For the five cases of BSR $532c, they became BSR directsnd, again letting the assembler calculate the offsets.

And that's all! Technically that's more than was needed, I could have done away with all the hacking of init functions by simply inverting the meaning of the bit, or by accepting that sound effects for weapons would be OFF by default, but sometimes when you do a hack incrementally you learn as you go, and it's easier to deal with the new knowledge than undo what you did. ;)

The last thing I needed to do was calculate the new checksum, which again I let the Genesis do, breakpointed, and then stored the correct value in the header - no need to patch FF bytes this time.

It works well, though I still need to play through start to end and verify it is really okay. The game starts up normally... by pausing and pressing fire once, weapons sounds are turned off, and you can repeat to turn them back on. Much nicer than the hardware switch ;)

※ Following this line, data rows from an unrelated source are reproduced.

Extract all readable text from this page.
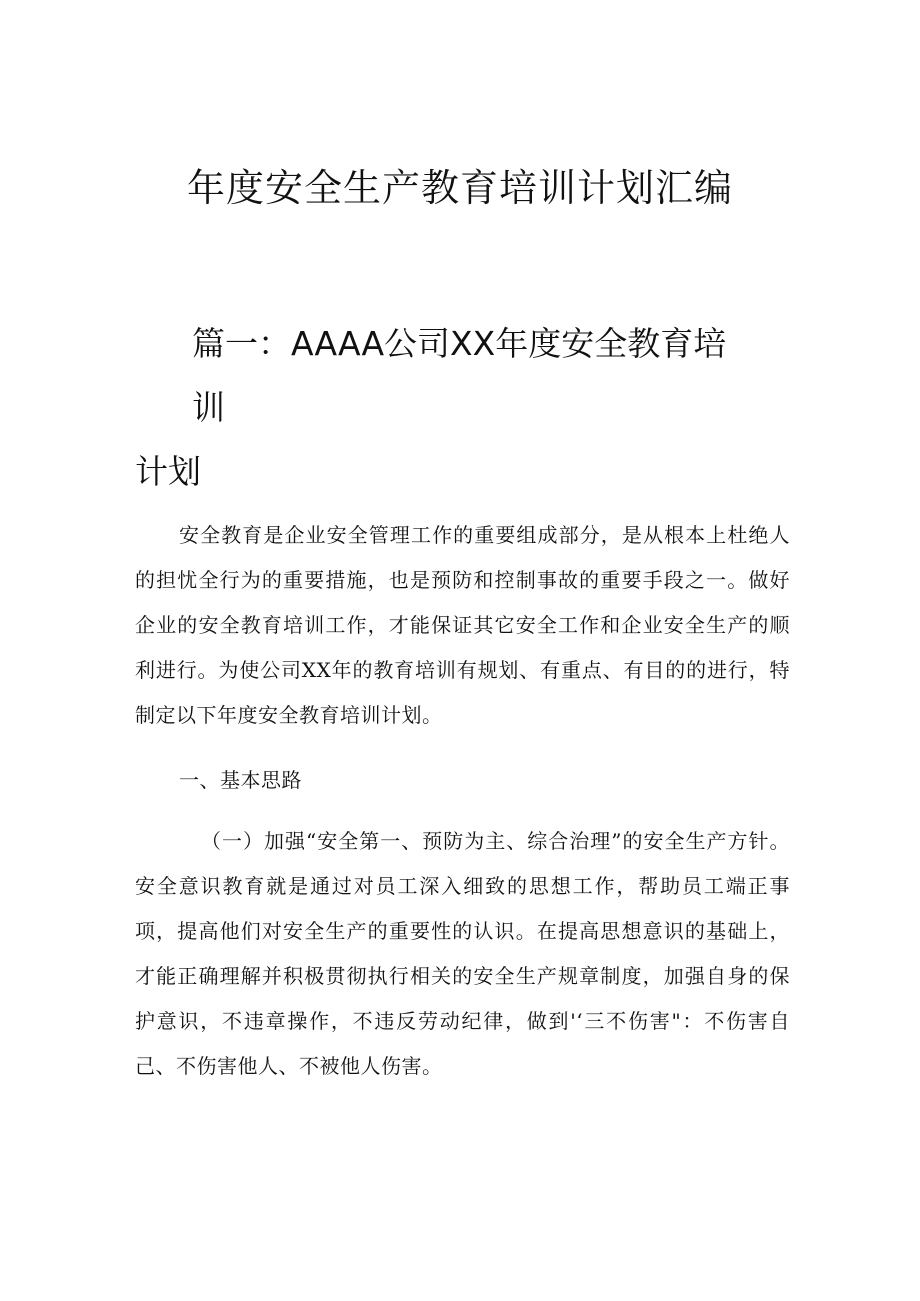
年度安全生产教育培训计划汇编
篇一：AAAA公司XX年度安全教育培训
计划

安全教育是企业安全管理工作的重要组成部分，是从根本上杜绝人的担忧全行为的重要措施，也是预防和控制事故的重要手段之一。做好企业的安全教育培训工作，才能保证其它安全工作和企业安全生产的顺利进行。为使公司XX年的教育培训有规划、有重点、有目的的进行，特制定以下年度安全教育培训计划。

一、基本思路

（一）加强“安全第一、预防为主、综合治理”的安全生产方针。安全意识教育就是通过对员工深入细致的思想工作，帮助员工端正事项，提高他们对安全生产的重要性的认识。在提高思想意识的基础上，才能正确理解并积极贯彻执行相关的安全生产规章制度，加强自身的保护意识，不违章操作，不违反劳动纪律，做到'‘三不伤害"：不伤害自己、不伤害他人、不被他人伤害。
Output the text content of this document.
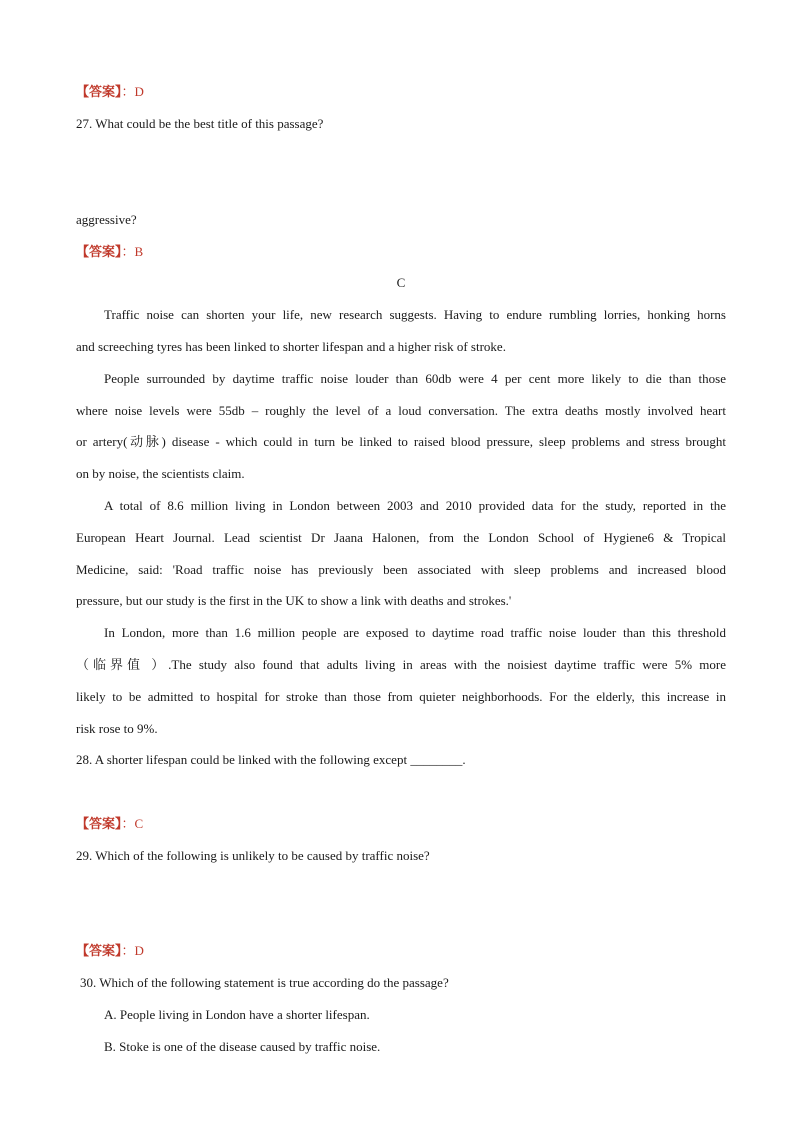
【答案】：D
27. What could be the best title of this passage?
aggressive?
【答案】：B
C
Traffic noise can shorten your life, new research suggests. Having to endure rumbling lorries, honking horns
and screeching tyres has been linked to shorter lifespan and a higher risk of stroke.
People surrounded by daytime traffic noise louder than 60db were 4 per cent more likely to die than those
where noise levels were 55db – roughly the level of a loud conversation. The extra deaths mostly involved heart
or artery(动脉) disease - which could in turn be linked to raised blood pressure, sleep problems and stress brought
on by noise, the scientists claim.
A total of 8.6 million living in London between 2003 and 2010 provided data for the study, reported in the
European Heart Journal. Lead scientist Dr Jaana Halonen, from the London School of Hygiene6 & Tropical
Medicine, said: 'Road traffic noise has previously been associated with sleep problems and increased blood
pressure, but our study is the first in the UK to show a link with deaths and strokes.'
In London, more than 1.6 million people are exposed to daytime road traffic noise louder than this threshold
（临界值 ）.The study also found that adults living in areas with the noisiest daytime traffic were 5% more
likely to be admitted to hospital for stroke than those from quieter neighborhoods. For the elderly, this increase in
risk rose to 9%.
28. A shorter lifespan could be linked with the following except ________.
【答案】：C
29. Which of the following is unlikely to be caused by traffic noise?
【答案】：D
30. Which of the following statement is true according do the passage?
A. People living in London have a shorter lifespan.
B. Stoke is one of the disease caused by traffic noise.
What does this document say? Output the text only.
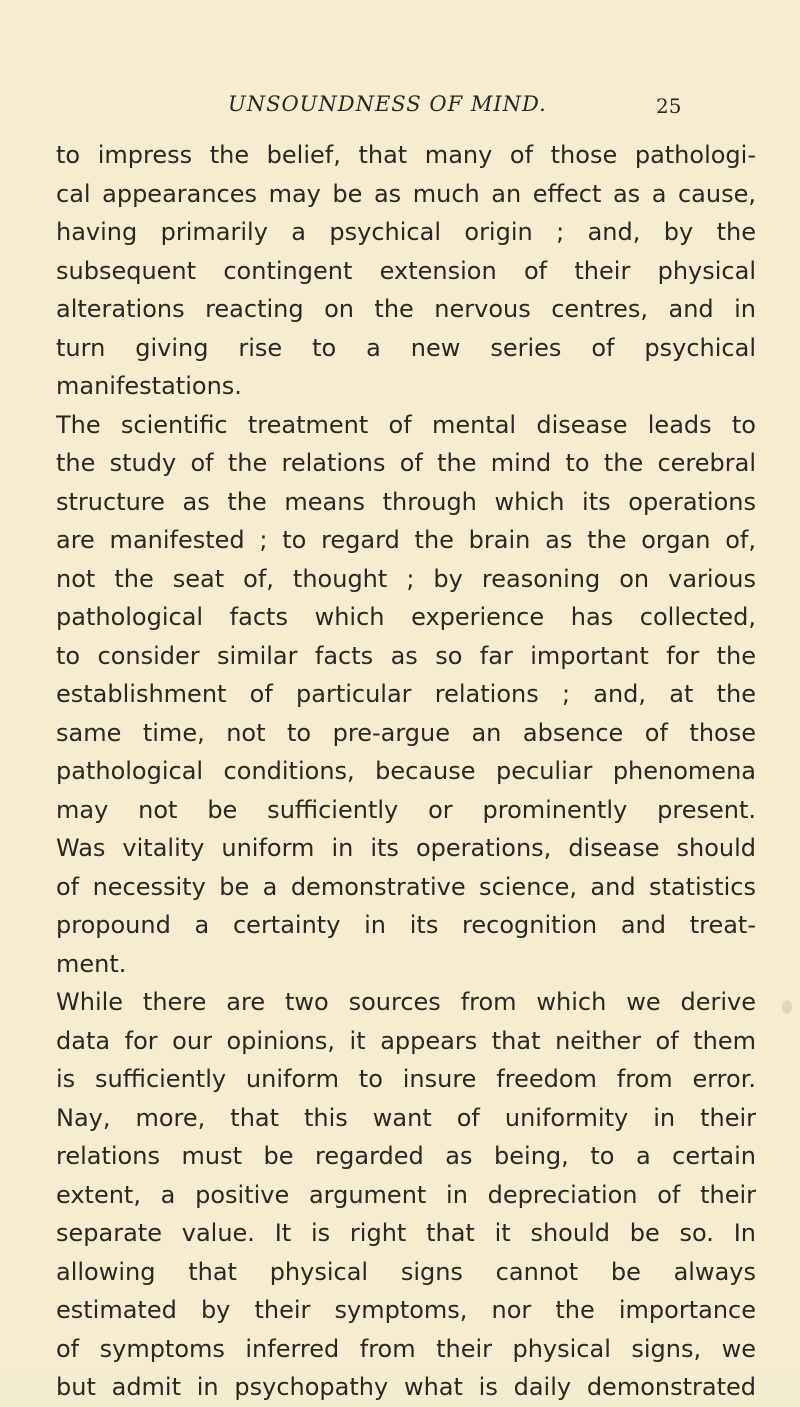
UNSOUNDNESS OF MIND.	25
to impress the belief, that many of those pathologi-
cal appearances may be as much an effect as a cause,
having primarily a psychical origin ; and, by the
subsequent contingent extension of their physical
alterations reacting on the nervous centres, and in
turn giving rise to a new series of psychical
manifestations.
The scientific treatment of mental disease leads to
the study of the relations of the mind to the cerebral
structure as the means through which its operations
are manifested ; to regard the brain as the organ of,
not the seat of, thought ; by reasoning on various
pathological facts which experience has collected,
to consider similar facts as so far important for the
establishment of particular relations ; and, at the
same time, not to pre-argue an absence of those
pathological conditions, because peculiar phenomena
may not be sufficiently or prominently present.
Was vitality uniform in its operations, disease should
of necessity be a demonstrative science, and statistics
propound a certainty in its recognition and treat-
ment.
While there are two sources from which we derive
data for our opinions, it appears that neither of them
is sufficiently uniform to insure freedom from error.
Nay, more, that this want of uniformity in their
relations must be regarded as being, to a certain
extent, a positive argument in depreciation of their
separate value. It is right that it should be so. In
allowing that physical signs cannot be always
estimated by their symptoms, nor the importance
of symptoms inferred from their physical signs, we
but admit in psychopathy what is daily demonstrated
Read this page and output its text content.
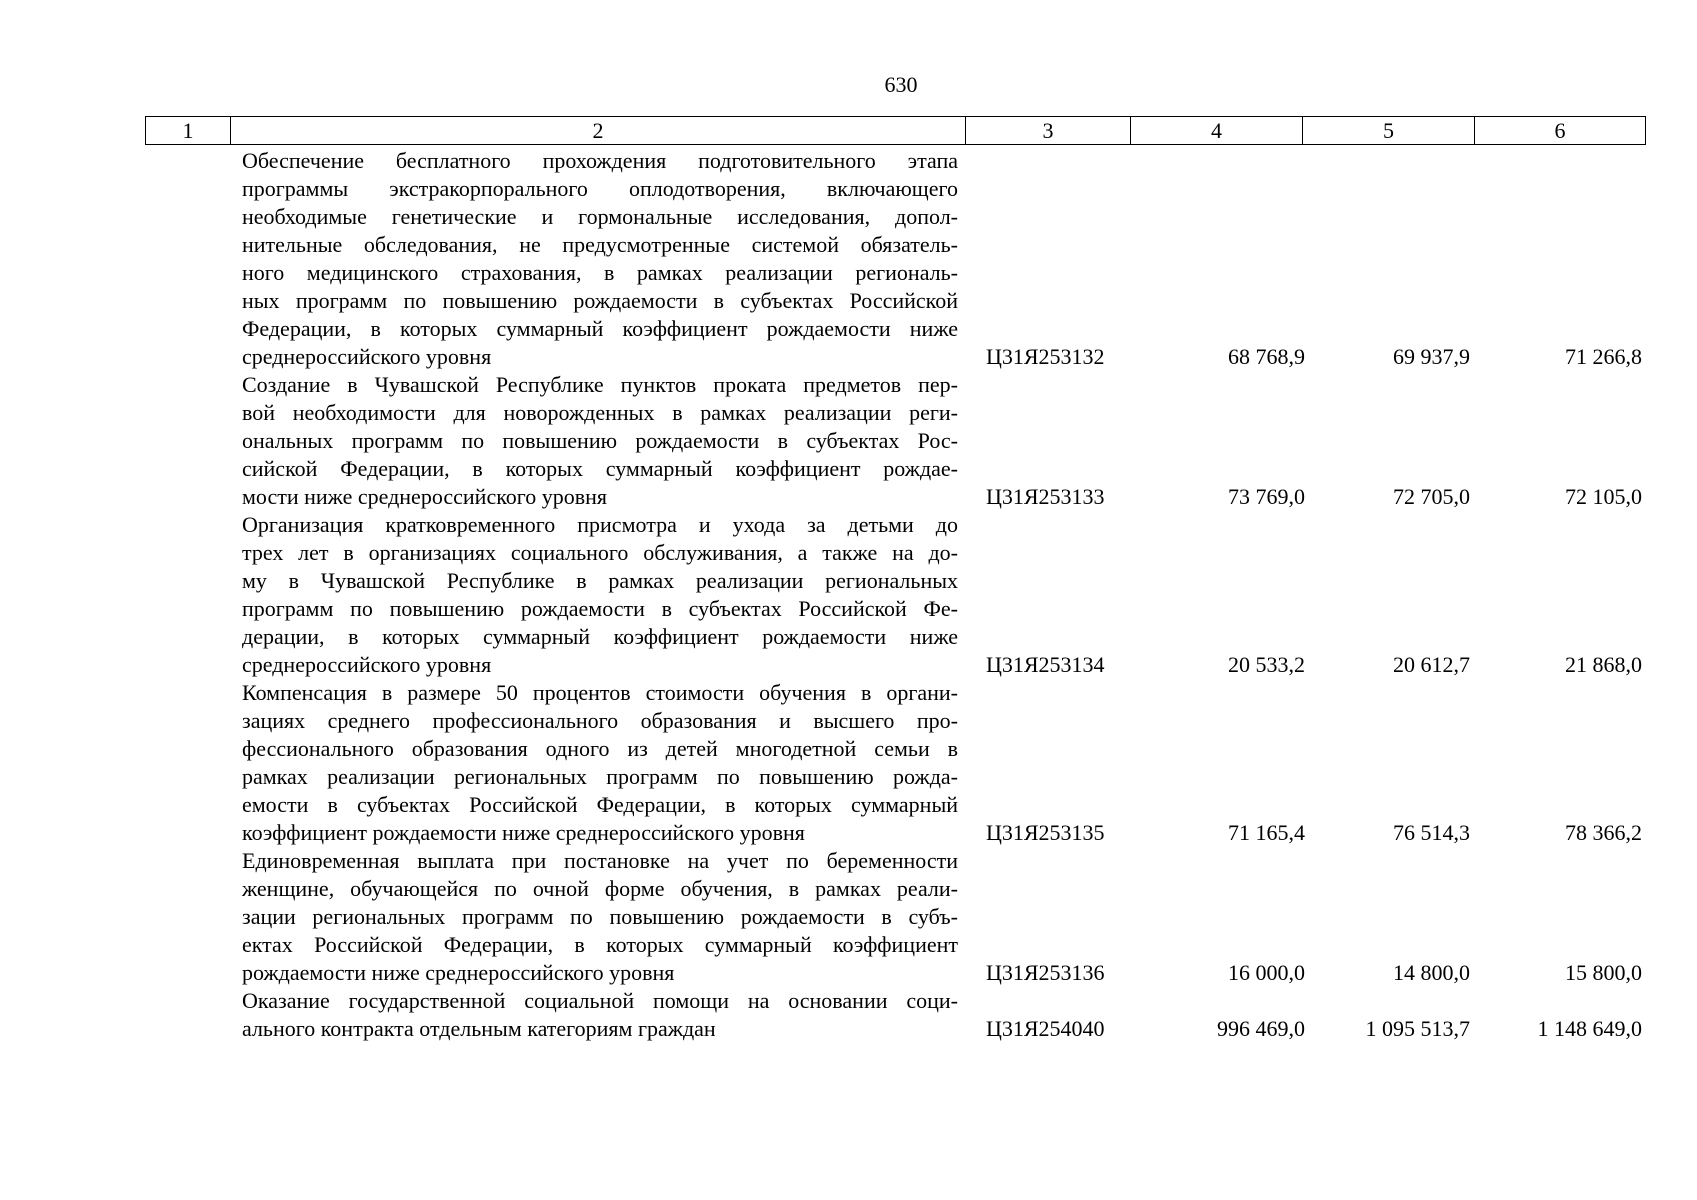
630
1	2	3	4	5	6
Обеспечение бесплатного прохождения подготовительного этапа
программы экстракорпорального оплодотворения, включающего
необходимые генетические и гормональные исследования, допол-
нительные обследования, не предусмотренные системой обязатель-
ного медицинского страхования, в рамках реализации региональ-
ных программ по повышению рождаемости в субъектах Российской
Федерации, в которых суммарный коэффициент рождаемости ниже
среднероссийского уровня	Ц31Я253132	68 768,9	69 937,9	71 266,8
Создание в Чувашской Республике пунктов проката предметов пер-
вой необходимости для новорожденных в рамках реализации реги-
ональных программ по повышению рождаемости в субъектах Рос-
сийской Федерации, в которых суммарный коэффициент рождае-
мости ниже среднероссийского уровня	Ц31Я253133	73 769,0	72 705,0	72 105,0
Организация кратковременного присмотра и ухода за детьми до
трех лет в организациях социального обслуживания, а также на до-
му в Чувашской Республике в рамках реализации региональных
программ по повышению рождаемости в субъектах Российской Фе-
дерации, в которых суммарный коэффициент рождаемости ниже
среднероссийского уровня	Ц31Я253134	20 533,2	20 612,7	21 868,0
Компенсация в размере 50 процентов стоимости обучения в органи-
зациях среднего профессионального образования и высшего про-
фессионального образования одного из детей многодетной семьи в
рамках реализации региональных программ по повышению рожда-
емости в субъектах Российской Федерации, в которых суммарный
коэффициент рождаемости ниже среднероссийского уровня	Ц31Я253135	71 165,4	76 514,3	78 366,2
Единовременная выплата при постановке на учет по беременности
женщине, обучающейся по очной форме обучения, в рамках реали-
зации региональных программ по повышению рождаемости в субъ-
ектах Российской Федерации, в которых суммарный коэффициент
рождаемости ниже среднероссийского уровня	Ц31Я253136	16 000,0	14 800,0	15 800,0
Оказание государственной социальной помощи на основании соци-
ального контракта отдельным категориям граждан	Ц31Я254040	996 469,0	1 095 513,7	1 148 649,0
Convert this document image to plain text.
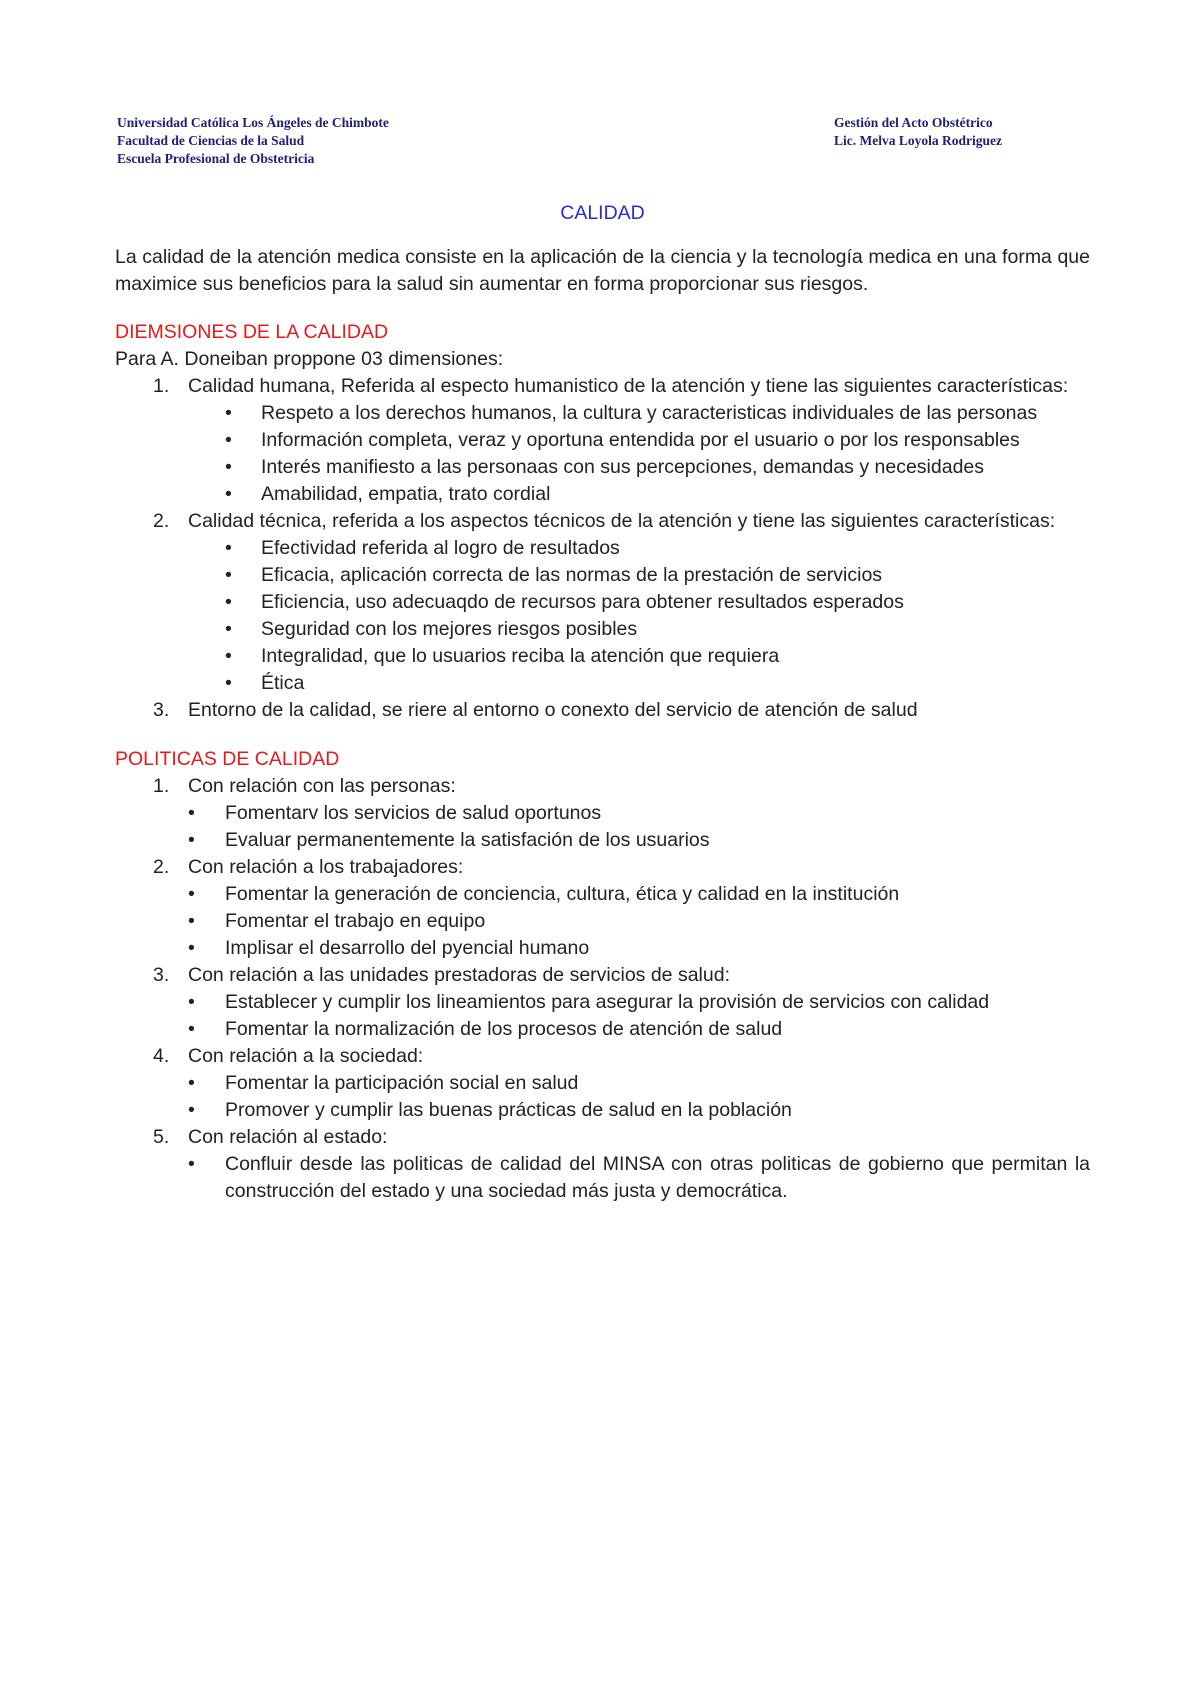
Universidad Católica Los Ángeles de Chimbote
Facultad de Ciencias de la Salud
Escuela Profesional de Obstetricia
Gestión del Acto Obstétrico
Lic. Melva Loyola Rodriguez
CALIDAD

La calidad de la atención medica consiste en la aplicación de la ciencia y la tecnología medica en una forma que maximice sus beneficios para la salud sin aumentar en forma proporcionar sus riesgos.

DIEMSIONES DE LA CALIDAD

Para A. Doneiban proppone 03 dimensiones:

1. Calidad humana, Referida al especto humanistico de la atención y tiene las siguientes características:
• Respeto a los derechos humanos, la cultura y caracteristicas individuales de las personas
• Información completa, veraz y oportuna entendida por el usuario o por los responsables
• Interés manifiesto a las personaas con sus percepciones, demandas y necesidades
• Amabilidad, empatia, trato cordial
2. Calidad técnica, referida a los aspectos técnicos de la atención y tiene las siguientes características:
• Efectividad referida al logro de resultados
• Eficacia, aplicación correcta de las normas de la prestación de servicios
• Eficiencia, uso adecuaqdo de recursos para obtener resultados esperados
• Seguridad con los mejores riesgos posibles
• Integralidad, que lo usuarios reciba la atención que requiera
• Ética
3. Entorno de la calidad, se riere al entorno o conexto del servicio de atención de salud
POLITICAS DE CALIDAD
1. Con relación con las personas:
• Fomentarv los servicios de salud oportunos
• Evaluar permanentemente la satisfación de los usuarios
2. Con relación a los trabajadores:
• Fomentar la generación de conciencia, cultura, ética y calidad en la institución
• Fomentar el trabajo en equipo
• Implisar el desarrollo del pyencial humano
3. Con relación a las unidades prestadoras de servicios de salud:
• Establecer y cumplir los lineamientos para asegurar la provisión de servicios con calidad
• Fomentar la normalización de los procesos de atención de salud
4. Con relación a la sociedad:
• Fomentar la participación social en salud
• Promover y cumplir las buenas prácticas de salud en la población
5. Con relación al estado:
• Confluir desde las politicas de calidad del MINSA con otras politicas de gobierno que permitan la construcción del estado y una sociedad más justa y democrática.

For those who just want to try it, here are the patches. If the original bytes don't match (especially the checksum), you probably have a different version ROM than I did. I don't know if they are out there. ;)
 
$00000000 - change "00000000" to "fffffffc" - moves stack pointer down 4 bytes to use as data space for hack
$00000006 - change "0200" to "7194" - change start address to my new entry point
$0000018E - change "0678" to "c084" - update checksum
$00000230 - change "2c40" to "2c4f" - patch memory clear routine and user stack pointer
$000002a2 - change "3fff" to "3ffe" - patch memory clear routine counter (initialization table)
$00000328 - change "03ff" to "03fe" - patch second memory clear routine (counter)
$00001388 - change "283e" to "5df8" - changes relative BSR from $3bc6 to $7180
$00001970 - replace "02780001" with "6000582c" - replace styxfire1
$0000197e - replace "0c780002" with "60005834" - replace styxfire2
$000019ea - replace "3942" with "57e8" - replace sfx call
$00001a70 - replace "38bc" with "5762" - replace sfx call
$00001aa0 - replace "388c" with "5732" - replace sfx call
$00001c1a - replace "3712" with "55b8" - replace sfx call
$00001c50 - replace "36dc" with "5582" - replace sfx call
$00007180 - replace "FF" bytes with following - inserts above code
            0838 0004 f1f3 6700 0008 0878 0000 fffe
            6000 ca34 08f8 0000 fffe 6000 9064 0838
            0000 fffe 670c 0278 0001 f312 6604 6000
            e17c 4e75 0838 0000 fffe 67f6 0c78 0002
            f312 6504 4278 f312 4a78 f312 66e4 6000
            e15c 0838 0000 fffe 67d8 6000 e150
Double check your work before you save it - a single mistyped character will cause a crash or unexplained behavior.